Ma torniamo al nostro intreccio. I piani del negromante sono sventati. Il matrimonio segreto viene scoperto. Sta per scoppiare lo scandalo, allorché...
Colpo di scena, tipico: l'agnizione! Per un caso fortuito Massimo, il patrigno di Cintio, quello cioè che mai avrebbe accettato che il proprio figlioccio sposasse una poveretta come Lavinia, scopre d'essere lui il padre di Lavinia, una figliola avuta altrove tanti anni prima e poi andata dispersa insieme con la madre: "...piccola di cinque anni perduta l'avea, e già sedici ne sono che novella di lei intendere non ho potuto..."! (V, 3).
Lieto finale per tutti, come di prammatica. Cintio può tenersi per sposa - ora bene accetta - la sua già sposa Lavinia (un particolare curioso: Lavinia non è un personaggio della commedia, essendo sempre citata ma mai comparendo in scena...).
"Emilia, così vergine come a noi venne" viene restituita al padre Abondio che subito la dà in sposa a Camillo, ben felice di prendersela.

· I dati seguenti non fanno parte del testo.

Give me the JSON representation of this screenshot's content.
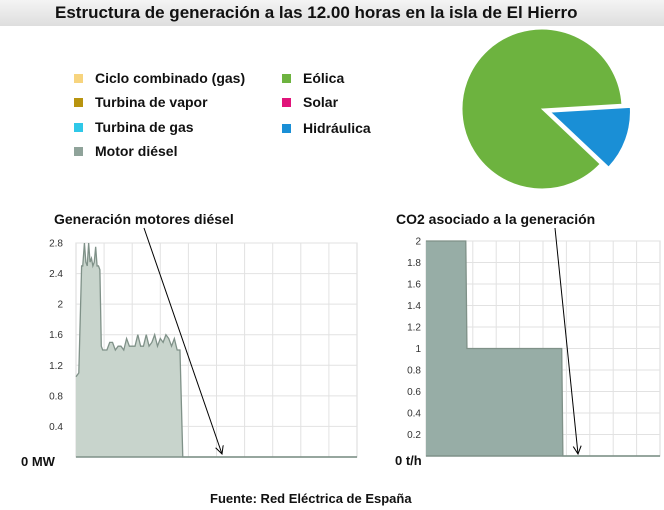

E il negromante e il suo degno servitore Nibbio se la danno a gambe senza bottino, perché tutti i loro piani sono stati sventati, ed anzi il negromante è costretto a fuggire praticamente in mutande perché Temalo (il servo furbo di Cintio e Massimo) la "sua vesta" gli ha "tolta", "non per renderla, ma perché sconti in parte quel che fattoci ha il ladroncello inutilmente spendere..." (V, 4).

Non resta - al termine - che applaudire, come esplicitamente ci chiede il simpatico furfante Nibbio, l'ultimo in scena: "...or fateci / con lieto plauso, o spettatori, intendere / che non vi sia spiaciuta questa favola." (V, 6).
E non ci è spiaciuta, specie appunto se la consideriamo per quel che è, una favola. Una favola in versi, breve e piacevole, lasciataci dal più grande e più generoso narratore di favole di tutta, forse, la letteratura europea. Non è l'Orlando Furioso la più grande favola in versi che si conosca?